Abstract

Perceiving objects activates the representation of their affordances. For example, experiments on compatibility effects showed that categorizing objects by producing certain handgrips (power or precision) is faster if the requested responses are compatible with the affordance elicited by the size of objects (e.g., small or large). The article presents a neural-network architecture that provides a general framework to account for compatibility effects. The model was designed with a methodological approach (computational embodied neuroscience) that aims to provide increasingly general accounts of brain and behavior (4 sources of constraints are used: neuroscientific data, behavioral data, embodied systems, reproduction of learning processes). The model is based on 4 principles of brain organization that we claim underlie most compatibility effects. First, visual perception and action are organized in the brain along a dorsal neural pathway encoding affordances and a ventral pathway encoding goals. Second, the prefrontal cortex within the ventral pathway gives a top-down bias to action selection by integrating information on stimuli, context, and goals.
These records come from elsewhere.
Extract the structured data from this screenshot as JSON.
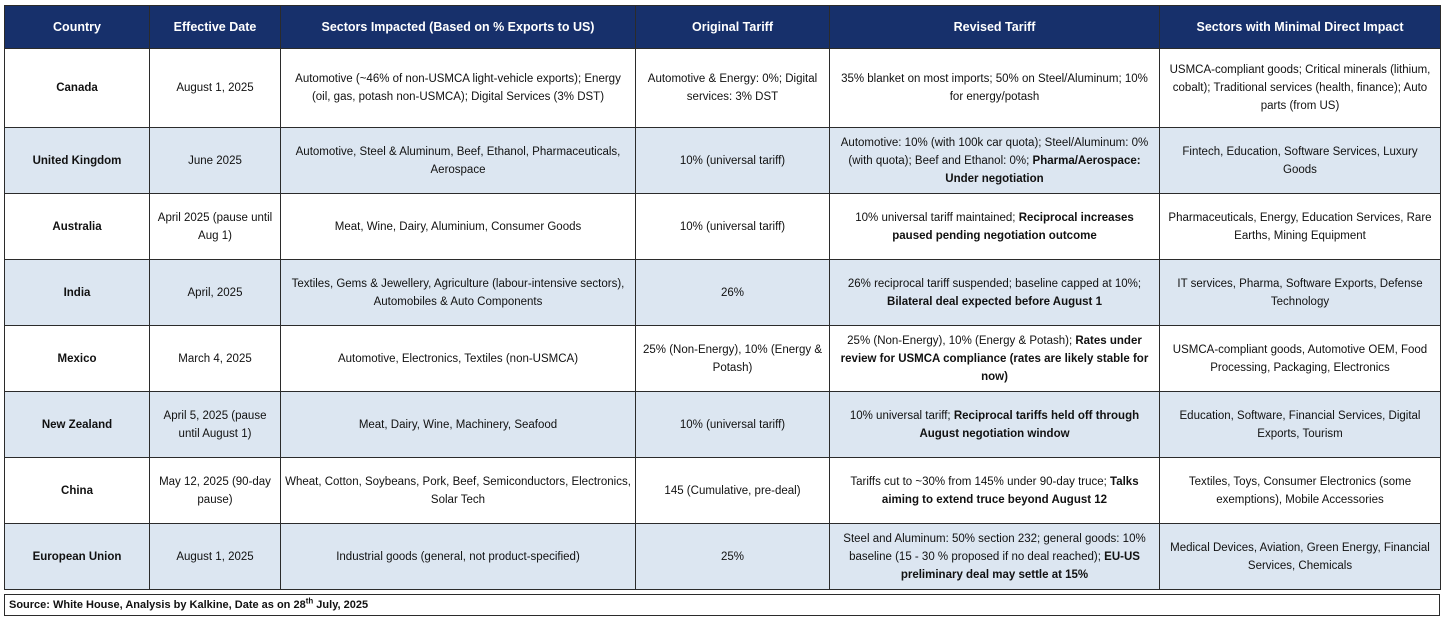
{
  "headers": [
    "Country",
    "Effective Date",
    "Sectors Impacted (Based on % Exports to US)",
    "Original Tariff",
    "Revised Tariff",
    "Sectors with Minimal Direct Impact"
  ],
  "rows": [
    {
      "country": "Canada",
      "date": "August 1, 2025",
      "sectors": "Automotive (~46% of non-USMCA light-vehicle exports); Energy (oil, gas, potash non-USMCA); Digital Services (3% DST)",
      "original": "Automotive & Energy: 0%; Digital services: 3% DST",
      "revised_plain": "35% blanket on most imports; 50% on Steel/Aluminum; 10% for energy/potash",
      "revised_bold": "",
      "minimal": "USMCA-compliant goods; Critical minerals (lithium, cobalt); Traditional services (health, finance); Auto parts (from US)"
    },
    {
      "country": "United Kingdom",
      "date": "June 2025",
      "sectors": "Automotive, Steel & Aluminum, Beef, Ethanol, Pharmaceuticals, Aerospace",
      "original": "10% (universal tariff)",
      "revised_plain": "Automotive: 10% (with 100k car quota); Steel/Aluminum: 0% (with quota); Beef and Ethanol: 0%;",
      "revised_bold": "Pharma/Aerospace: Under negotiation",
      "minimal": "Fintech, Education, Software Services, Luxury Goods"
    },
    {
      "country": "Australia",
      "date": "April 2025 (pause until Aug 1)",
      "sectors": "Meat, Wine, Dairy, Aluminium, Consumer Goods",
      "original": "10% (universal tariff)",
      "revised_plain": "10% universal tariff maintained;",
      "revised_bold": "Reciprocal increases paused pending negotiation outcome",
      "minimal": "Pharmaceuticals, Energy, Education Services, Rare Earths, Mining Equipment"
    },
    {
      "country": "India",
      "date": "April, 2025",
      "sectors": "Textiles, Gems & Jewellery, Agriculture (labour-intensive sectors), Automobiles & Auto Components",
      "original": "26%",
      "revised_plain": "26% reciprocal tariff suspended; baseline capped at 10%;",
      "revised_bold": "Bilateral deal expected before August 1",
      "minimal": "IT services, Pharma, Software Exports, Defense Technology"
    },
    {
      "country": "Mexico",
      "date": "March 4, 2025",
      "sectors": "Automotive, Electronics, Textiles (non-USMCA)",
      "original": "25% (Non-Energy), 10% (Energy & Potash)",
      "revised_plain": "25% (Non-Energy), 10% (Energy & Potash);",
      "revised_bold": "Rates under review for USMCA compliance (rates are likely stable for now)",
      "minimal": "USMCA-compliant goods, Automotive OEM, Food Processing, Packaging, Electronics"
    },
    {
      "country": "New Zealand",
      "date": "April 5, 2025 (pause until August 1)",
      "sectors": "Meat, Dairy, Wine, Machinery, Seafood",
      "original": "10% (universal tariff)",
      "revised_plain": "10% universal tariff;",
      "revised_bold": "Reciprocal tariffs held off through August negotiation window",
      "minimal": "Education, Software, Financial Services, Digital Exports, Tourism"
    },
    {
      "country": "China",
      "date": "May 12, 2025 (90-day pause)",
      "sectors": "Wheat, Cotton, Soybeans, Pork, Beef, Semiconductors, Electronics, Solar Tech",
      "original": "145 (Cumulative, pre-deal)",
      "revised_plain": "Tariffs cut to ~30% from 145% under 90-day truce;",
      "revised_bold": "Talks aiming to extend truce beyond August 12",
      "minimal": "Textiles, Toys, Consumer Electronics (some exemptions), Mobile Accessories"
    },
    {
      "country": "European Union",
      "date": "August 1, 2025",
      "sectors": "Industrial goods (general, not product-specified)",
      "original": "25%",
      "revised_plain": "Steel and Aluminum: 50% section 232; general goods: 10% baseline (15 - 30 % proposed if no deal reached);",
      "revised_bold": "EU-US preliminary deal may settle at 15%",
      "minimal": "Medical Devices, Aviation, Green Energy, Financial Services, Chemicals"
    }
  ],
  "source": {
    "prefix": "Source: White House, Analysis by Kalkine, Date as on 28",
    "sup": "th",
    "suffix": " July, 2025"
  },
  "colors": {
    "header_bg": "#17306b",
    "header_text": "#ffffff",
    "alt_row_bg": "#dce6f1",
    "border": "#2b2b2b"
  }
}
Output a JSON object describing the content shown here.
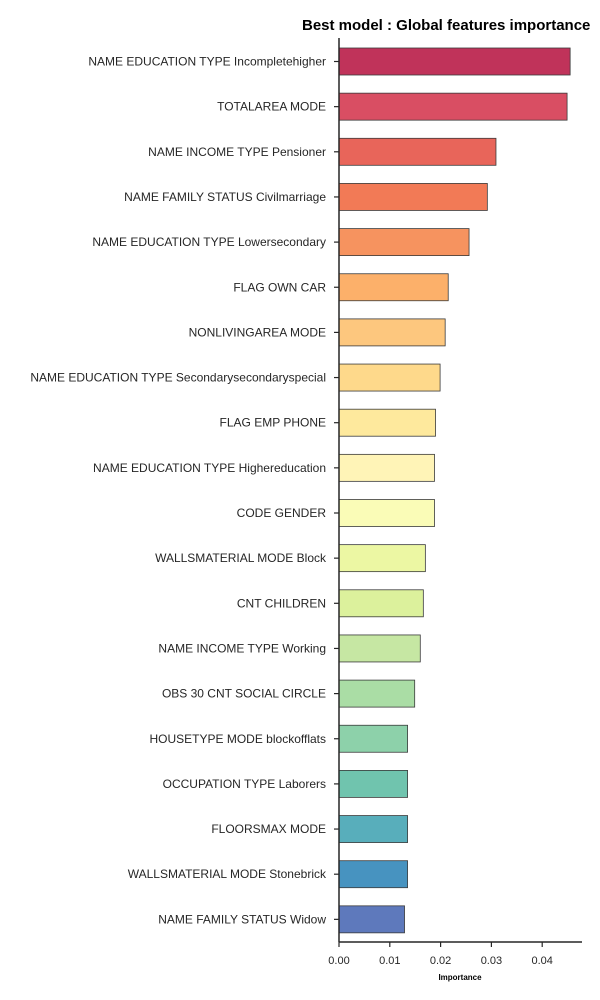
{
  "chart_data": {
    "type": "bar",
    "orientation": "horizontal",
    "title": "Best model : Global features importance",
    "xlabel": "Importance",
    "ylabel": "",
    "xlim": [
      0,
      0.047
    ],
    "x_ticks": [
      "0.00",
      "0.01",
      "0.02",
      "0.03",
      "0.04"
    ],
    "grid": false,
    "legend": "none",
    "categories": [
      "NAME EDUCATION TYPE Incompletehigher",
      "TOTALAREA MODE",
      "NAME INCOME TYPE Pensioner",
      "NAME FAMILY STATUS Civilmarriage",
      "NAME EDUCATION TYPE Lowersecondary",
      "FLAG OWN CAR",
      "NONLIVINGAREA MODE",
      "NAME EDUCATION TYPE Secondarysecondaryspecial",
      "FLAG EMP PHONE",
      "NAME EDUCATION TYPE Highereducation",
      "CODE GENDER",
      "WALLSMATERIAL MODE Block",
      "CNT CHILDREN",
      "NAME INCOME TYPE Working",
      "OBS 30 CNT SOCIAL CIRCLE",
      "HOUSETYPE MODE blockofflats",
      "OCCUPATION TYPE Laborers",
      "FLOORSMAX MODE",
      "WALLSMATERIAL MODE Stonebrick",
      "NAME FAMILY STATUS Widow"
    ],
    "values": [
      0.0455,
      0.0449,
      0.0309,
      0.0292,
      0.0256,
      0.0215,
      0.0209,
      0.0199,
      0.019,
      0.0188,
      0.0188,
      0.017,
      0.0166,
      0.016,
      0.0149,
      0.0135,
      0.0135,
      0.0135,
      0.0135,
      0.0129
    ],
    "colors": [
      "#c0335a",
      "#d94e63",
      "#e8655a",
      "#f27a56",
      "#f6935f",
      "#fcb06a",
      "#fdc77e",
      "#fed98b",
      "#fee99d",
      "#fff4b7",
      "#fafcb7",
      "#ecf7a3",
      "#dcf19c",
      "#c6e7a3",
      "#aadda5",
      "#8dd1aa",
      "#70c4ae",
      "#58aebb",
      "#4793c0",
      "#5e79bc"
    ]
  }
}
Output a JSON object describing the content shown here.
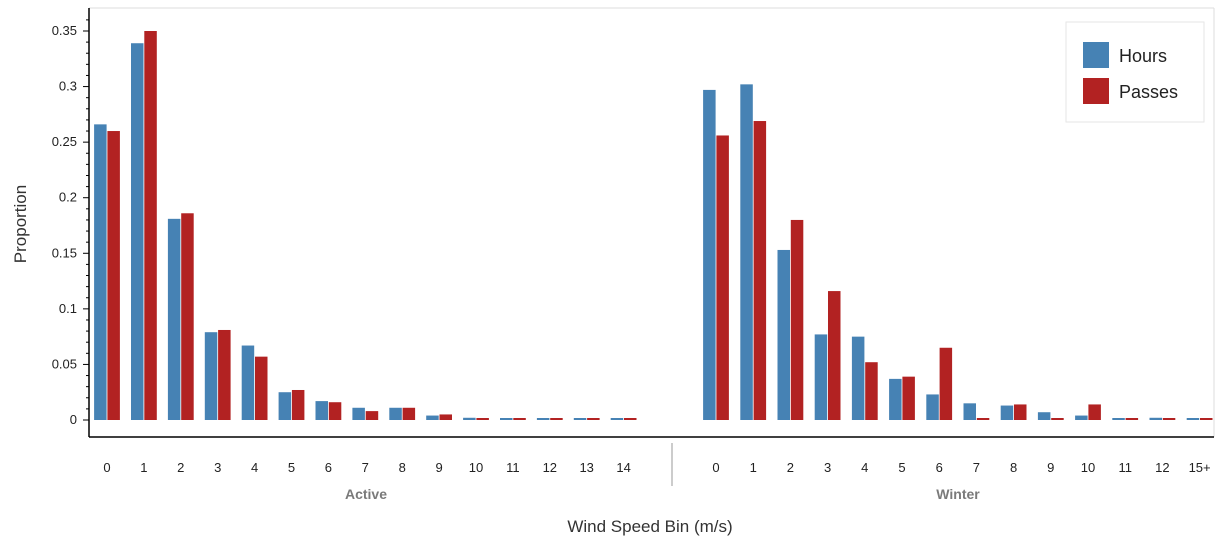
{
  "chart_data": {
    "type": "bar",
    "xlabel": "Wind Speed Bin (m/s)",
    "ylabel": "Proportion",
    "ylim": [
      0,
      0.36
    ],
    "yticks": [
      0,
      0.05,
      0.1,
      0.15,
      0.2,
      0.25,
      0.3,
      0.35
    ],
    "ytick_labels": [
      "0",
      "0.05",
      "0.1",
      "0.15",
      "0.2",
      "0.25",
      "0.3",
      "0.35"
    ],
    "legend": {
      "position": "top-right",
      "entries": [
        "Hours",
        "Passes"
      ]
    },
    "colors": {
      "Hours": "#4682b4",
      "Passes": "#b22222"
    },
    "groups": [
      {
        "name": "Active",
        "categories": [
          "0",
          "1",
          "2",
          "3",
          "4",
          "5",
          "6",
          "7",
          "8",
          "9",
          "10",
          "11",
          "12",
          "13",
          "14"
        ],
        "series": [
          {
            "name": "Hours",
            "values": [
              0.266,
              0.339,
              0.181,
              0.079,
              0.067,
              0.025,
              0.017,
              0.011,
              0.011,
              0.004,
              0.002,
              0.001,
              0.001,
              0.001,
              0.001
            ]
          },
          {
            "name": "Passes",
            "values": [
              0.26,
              0.35,
              0.186,
              0.081,
              0.057,
              0.027,
              0.016,
              0.008,
              0.011,
              0.005,
              0.001,
              0.001,
              0.001,
              0.001,
              0.001
            ]
          }
        ]
      },
      {
        "name": "Winter",
        "categories": [
          "0",
          "1",
          "2",
          "3",
          "4",
          "5",
          "6",
          "7",
          "8",
          "9",
          "10",
          "11",
          "12",
          "15+"
        ],
        "series": [
          {
            "name": "Hours",
            "values": [
              0.297,
              0.302,
              0.153,
              0.077,
              0.075,
              0.037,
              0.023,
              0.015,
              0.013,
              0.007,
              0.004,
              0.001,
              0.002,
              0.001
            ]
          },
          {
            "name": "Passes",
            "values": [
              0.256,
              0.269,
              0.18,
              0.116,
              0.052,
              0.039,
              0.065,
              0.001,
              0.014,
              0.001,
              0.014,
              0.001,
              0.001,
              0.001
            ]
          }
        ]
      }
    ]
  }
}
Third, reaction times depend on dynamic neural competitions for action selection that integrate bottom-up and top-down information. The congruence or incongruence between affordances and goals explains the different reaction times found in the experiments. Fourth, as words trigger internal simulations of their referents, they can cause compatibility effects as objects do. We validated the model by reproducing and explaining 3 types of compatibility effects and showed its heuristic power by producing 2 testable predictions. We also assessed the explicative power of the model by comparing it with related models and showed how it can be extended to account for other compatibility effects.